Ben Eliezer chose two hot issues, funding for settlements across the 1967 boundaries and yeshiva budgets as his targets, and good targets they are, since most Israelis feel these sectors are favored over the average person.  More so they know such budgets can be used for alleviating poverty or for industrial investment. 

But as they say ‘timing is everything’ and Ben Eliezer chose his moment far too close to the Labor primaries in two weeks.  Only with his back against the wall and a knife against his throat did he decide to leave the government, much against his own wishes.  Had he been a true leader he would have taken issue over the budget months ago.

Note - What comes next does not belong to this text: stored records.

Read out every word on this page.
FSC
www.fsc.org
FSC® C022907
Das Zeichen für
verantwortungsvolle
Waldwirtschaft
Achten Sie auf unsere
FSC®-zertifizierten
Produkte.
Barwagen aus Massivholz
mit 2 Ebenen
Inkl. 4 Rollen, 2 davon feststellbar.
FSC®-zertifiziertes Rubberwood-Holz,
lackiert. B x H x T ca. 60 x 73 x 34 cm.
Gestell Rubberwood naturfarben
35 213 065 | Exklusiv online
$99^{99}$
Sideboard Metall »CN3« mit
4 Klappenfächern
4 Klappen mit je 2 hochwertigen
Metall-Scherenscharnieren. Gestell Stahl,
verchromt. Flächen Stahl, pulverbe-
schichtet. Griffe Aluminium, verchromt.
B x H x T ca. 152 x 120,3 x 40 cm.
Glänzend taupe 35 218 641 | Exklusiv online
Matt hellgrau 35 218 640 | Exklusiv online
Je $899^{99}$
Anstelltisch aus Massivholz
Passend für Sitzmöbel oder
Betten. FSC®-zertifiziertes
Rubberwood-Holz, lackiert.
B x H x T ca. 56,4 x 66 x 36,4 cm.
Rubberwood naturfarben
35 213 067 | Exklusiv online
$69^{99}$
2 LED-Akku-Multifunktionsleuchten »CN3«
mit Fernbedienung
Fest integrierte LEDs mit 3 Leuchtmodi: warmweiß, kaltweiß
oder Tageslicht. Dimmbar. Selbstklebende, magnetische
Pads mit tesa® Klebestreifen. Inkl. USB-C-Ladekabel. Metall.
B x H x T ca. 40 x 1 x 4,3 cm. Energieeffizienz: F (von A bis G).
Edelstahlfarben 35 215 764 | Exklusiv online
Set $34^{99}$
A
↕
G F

A true leader would have faced his party opponents down at the Labor convention and all through the voting process, and even if he were to lose he would be credible enough to fight another day.  PM Sharon did exactly that not long ago when he advocated a Palestinian state at the Likud convention.  He believes this to be one of the components of a solution to the conflict and will not be bulldozed into a partisan party position just to satisfy the Likud delegates.  It is yet to be seen if Sharon lost support to Netanyahu because of his stance, although he certainly gained credibility on the national level.

Labor has shifted leftwards even if much of the rank and file has not.  Those Laborites advocating the NUG will take a beating possibly bringing about a new leadership who would never consider working with the Likud.  This could certainly be the case should Mitzna be elected party chairman.  Ramon is another case.

The Labor resignation will lead to the establishment of a short term narrow unstable right wing government and add a political crisis to the consistent security and economic woes being faced.  And everyone in Labor knows it.  At least Haim Ramon has called on the PM to agree to new elections at the earliest possible date to avoid such instability.

True leaders operate on the level of national interests putting party maneuvering second.  Labor must put an end to Ben Eliezer’s leadership and then work with the Likud to decide on the earliest possible date for new elections.  Sharon is keenly aware the last thing Israel needs is an unstable far right wing government with heavy ultra-orthodox input.